中国国家統計局が公表した2026年7月の一定規模以上企業の家具類小売額は145億元で前年同月比8.8%減、1~7月累計でも1004億元と4.5%減だった。住宅販売と新築工事の調整が続くなか、家具メーカーにとって国内住宅向け需要だけに依存することが難しくなっている。一方で9月の上海ではCIFF上海が5~8日、中国国際家具展が8~11日に開催され、大規模な商談機会が連続する。

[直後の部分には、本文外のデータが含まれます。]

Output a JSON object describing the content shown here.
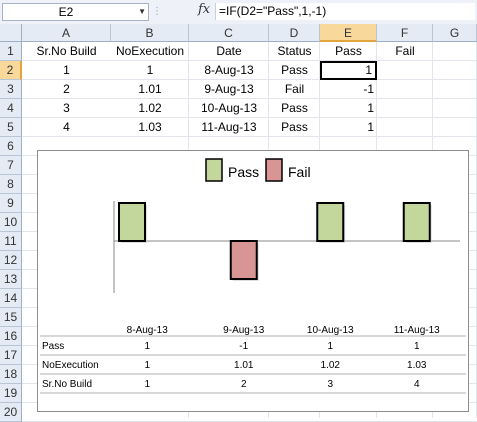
{
  "formula_bar": {
    "name_box": "E2",
    "fx_symbol": "fx",
    "formula": "=IF(D2=\"Pass\",1,-1)"
  },
  "columns": [
    "A",
    "B",
    "C",
    "D",
    "E",
    "F",
    "G"
  ],
  "rows": [
    "1",
    "2",
    "3",
    "4",
    "5",
    "6",
    "7",
    "8",
    "9",
    "10",
    "11",
    "12",
    "13",
    "14",
    "15",
    "16",
    "17",
    "18",
    "19",
    "20"
  ],
  "sheet": {
    "headers": [
      "Sr.No Build",
      "NoExecution",
      "Date",
      "Status",
      "Pass",
      "Fail"
    ],
    "data": [
      [
        "1",
        "1",
        "8-Aug-13",
        "Pass",
        "1"
      ],
      [
        "2",
        "1.01",
        "9-Aug-13",
        "Fail",
        "-1"
      ],
      [
        "3",
        "1.02",
        "10-Aug-13",
        "Pass",
        "1"
      ],
      [
        "4",
        "1.03",
        "11-Aug-13",
        "Pass",
        "1"
      ]
    ]
  },
  "colors": {
    "pass_fill": "#c3d69b",
    "fail_fill": "#d99594",
    "bar_border": "#000000",
    "selection": "#f9d99b"
  },
  "chart_data": {
    "type": "bar",
    "categories": [
      "8-Aug-13",
      "9-Aug-13",
      "10-Aug-13",
      "11-Aug-13"
    ],
    "series": [
      {
        "name": "Pass",
        "values": [
          1,
          -1,
          1,
          1
        ]
      }
    ],
    "bar_colors": [
      "#c3d69b",
      "#d99594",
      "#c3d69b",
      "#c3d69b"
    ],
    "legend": {
      "position": "top",
      "entries": [
        {
          "label": "Pass",
          "color": "#c3d69b"
        },
        {
          "label": "Fail",
          "color": "#d99594"
        }
      ]
    },
    "data_table": [
      {
        "label": "Pass",
        "values": [
          "1",
          "-1",
          "1",
          "1"
        ]
      },
      {
        "label": "NoExecution",
        "values": [
          "1",
          "1.01",
          "1.02",
          "1.03"
        ]
      },
      {
        "label": "Sr.No Build",
        "values": [
          "1",
          "2",
          "3",
          "4"
        ]
      }
    ],
    "ylim": [
      -1,
      1
    ],
    "grid": false
  }
}
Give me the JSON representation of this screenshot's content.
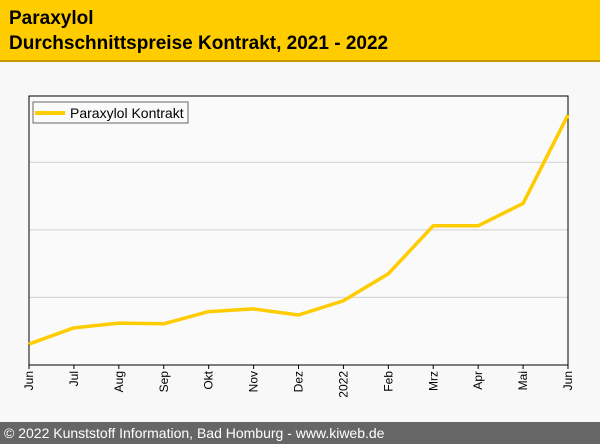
{
  "header": {
    "title": "Paraxylol",
    "subtitle": "Durchschnittspreise Kontrakt, 2021 - 2022"
  },
  "footer": {
    "text": "© 2022 Kunststoff Information, Bad Homburg - www.kiweb.de"
  },
  "chart_data": {
    "type": "line",
    "title": "Paraxylol Durchschnittspreise Kontrakt, 2021 - 2022",
    "xlabel": "",
    "ylabel": "",
    "categories": [
      "Jun",
      "Jul",
      "Aug",
      "Sep",
      "Okt",
      "Nov",
      "Dez",
      "2022",
      "Feb",
      "Mrz",
      "Apr",
      "Mai",
      "Jun"
    ],
    "series": [
      {
        "name": "Paraxylol Kontrakt",
        "color": "#ffcc00",
        "values": [
          0.31,
          0.55,
          0.62,
          0.61,
          0.79,
          0.83,
          0.74,
          0.95,
          1.35,
          2.06,
          2.06,
          2.39,
          3.7
        ]
      }
    ],
    "ylim": [
      0,
      3.98
    ],
    "yticks_unlabeled": [
      1,
      2,
      3
    ],
    "grid": true,
    "legend": "top-left"
  }
}
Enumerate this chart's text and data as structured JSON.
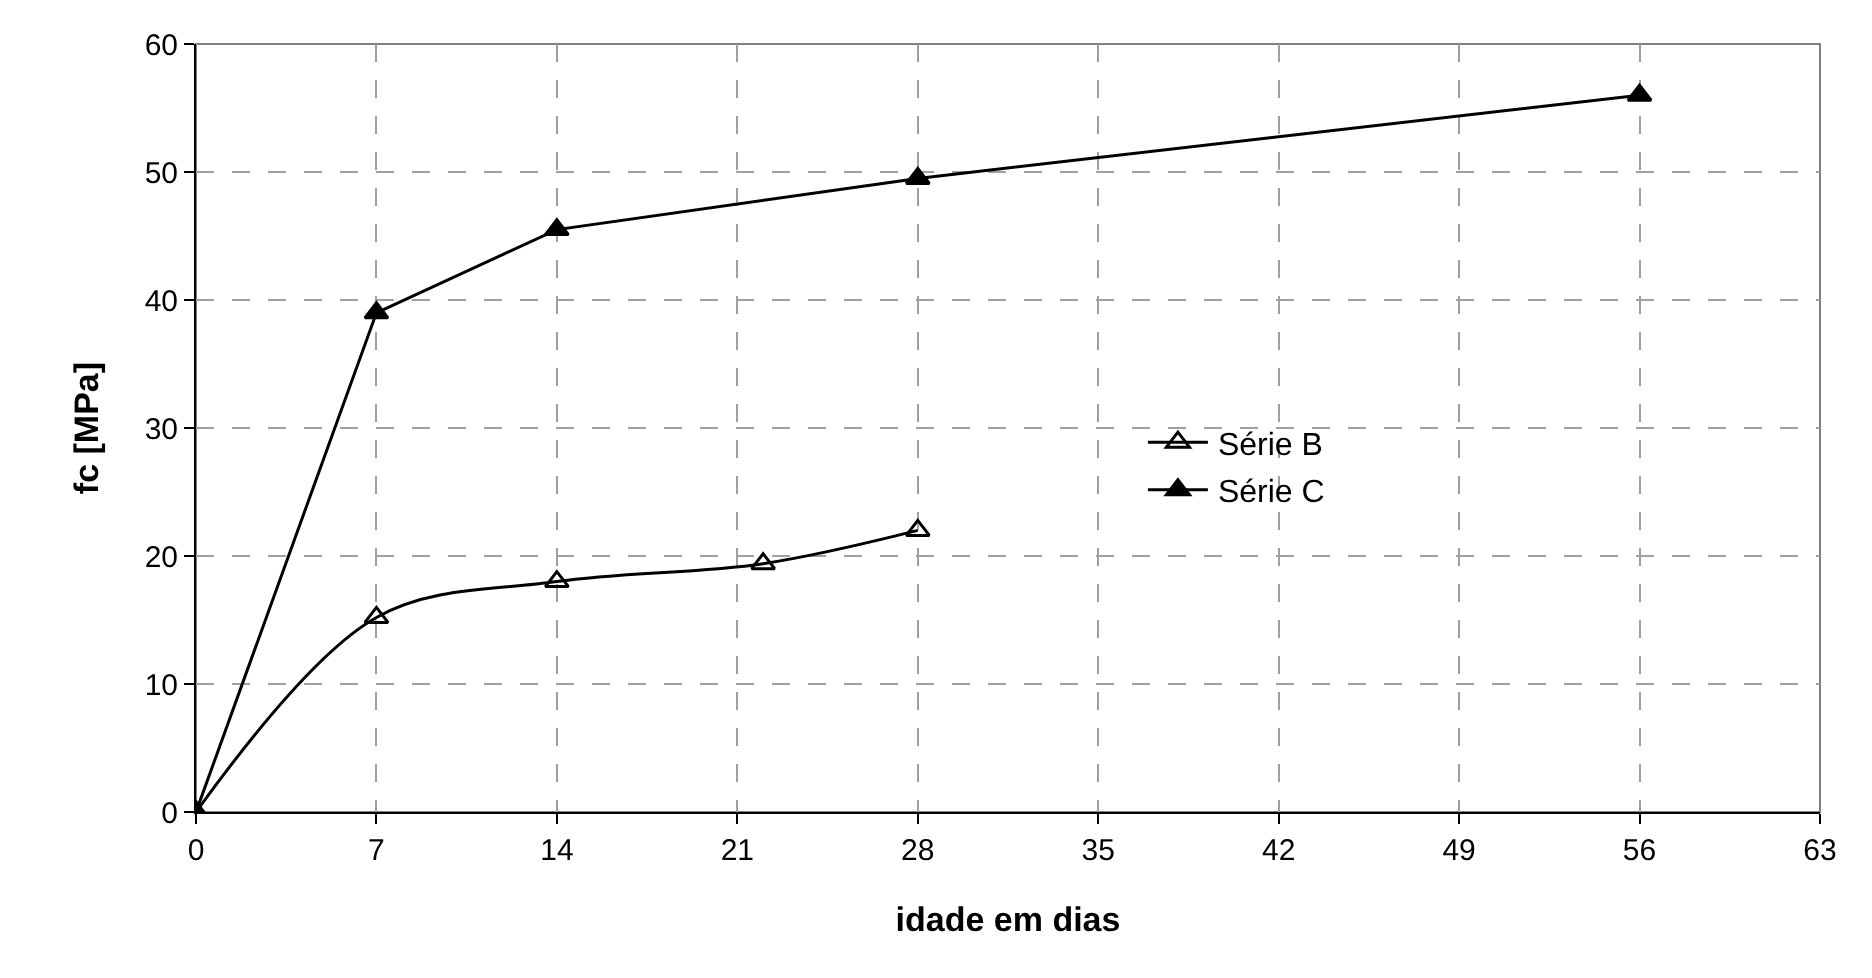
{
  "chart_data": {
    "type": "line",
    "xlabel": "idade em dias",
    "ylabel": "fc [MPa]",
    "xlim": [
      0,
      63
    ],
    "xticks": [
      0,
      7,
      14,
      21,
      28,
      35,
      42,
      49,
      56,
      63
    ],
    "ylim": [
      0,
      60
    ],
    "yticks": [
      0,
      10,
      20,
      30,
      40,
      50,
      60
    ],
    "grid": true,
    "legend": "right",
    "marker": "triangle",
    "line_style": "solid",
    "series": [
      {
        "name": "Série B",
        "color": "#000000",
        "x": [
          0,
          7,
          14,
          22,
          28
        ],
        "values": [
          0,
          15.2,
          18,
          19.4,
          22
        ]
      },
      {
        "name": "Série C",
        "color": "#000000",
        "x": [
          0,
          7,
          14,
          28,
          56
        ],
        "values": [
          0,
          39,
          45.5,
          49.5,
          56
        ]
      }
    ]
  }
}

CIFF上海は家具、商業・オフィス空間、スマート製造、家居建材などを扱い、中国国際家具展では完成家具に加え、高端製造、家具部品・材料の展示も行われる。中国メーカーが国内小売だけでなく、海外バイヤー、ホテル、オフィス、店舗、OEM案件を重視していることを読み取れる。日本企業にとっては、中国市場が弱い時期ほど輸出向けの小ロットや別注案件を交渉できる可能性がある。

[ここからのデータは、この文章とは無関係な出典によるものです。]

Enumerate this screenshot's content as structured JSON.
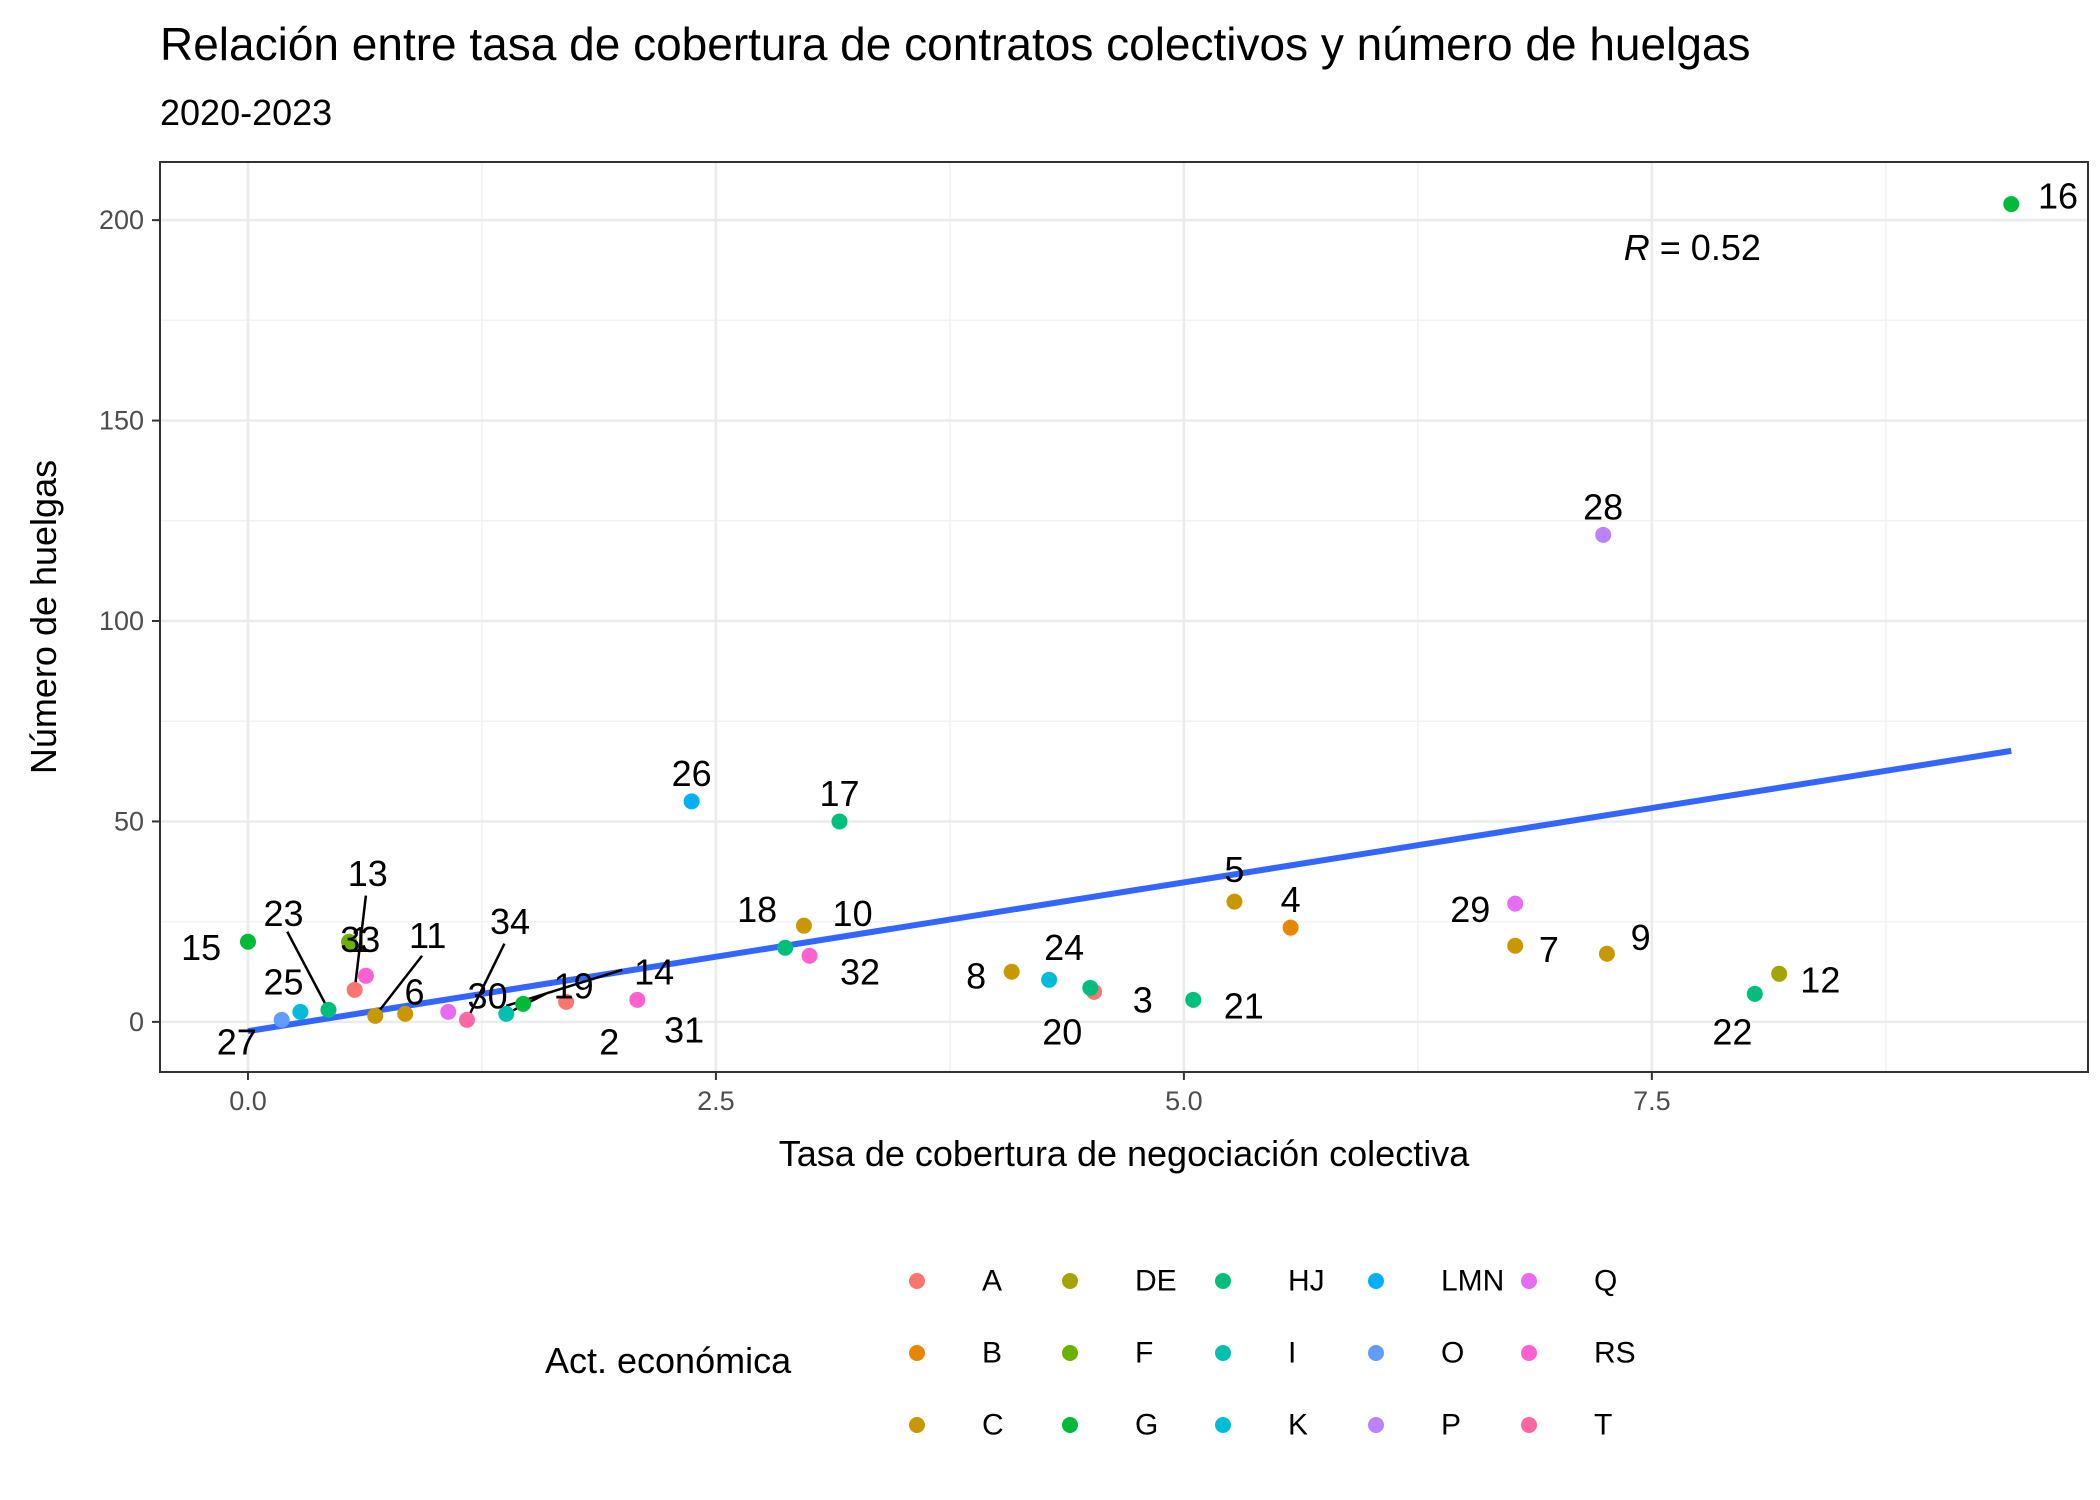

ただし、展示会価格と実際の輸入原価は分けて考える必要がある。家具本体のFOB価格に加え、中国国内輸送、輸出梱包、港湾費用、海上運賃、日本側港湾費用、通関、国内配送が発生する。大型ソファや椅子は重量より容積でコンテナを消費するため、単価が安くても一脚当たり物流費が高くなる。ノックダウン構造にできるか、スタッキングできるかは重要な評価項目だ。
日本の税関では家具は主として第94類に分類され、例えば9403には金属製家具、木製の事務所・台所・寝室用家具などの区分がある。多くの一般家具は無税だが、椅子の材質や仕様などによって分類・税率が異なるため、商品名だけで判断せず実行関税率表を確認する必要がある。複合材家具や照明一体家具など分類が不明確な商品は事前教示の活用が安全だ。
中国家具を日本で競争力ある商品にするには、工場出荷価格ではなく「日本の現場に届いた状態」で比較する必要がある。展示会ではデザインと価格に加え、梱包サイズ、重量、最低発注量、補修部材、量産公差、再注文時の色合わせを確認したい。国内市場の弱さと輸出志向の強まりは、日本の家具会社や内装会社が新しいOEM先を開拓する好機になり得る。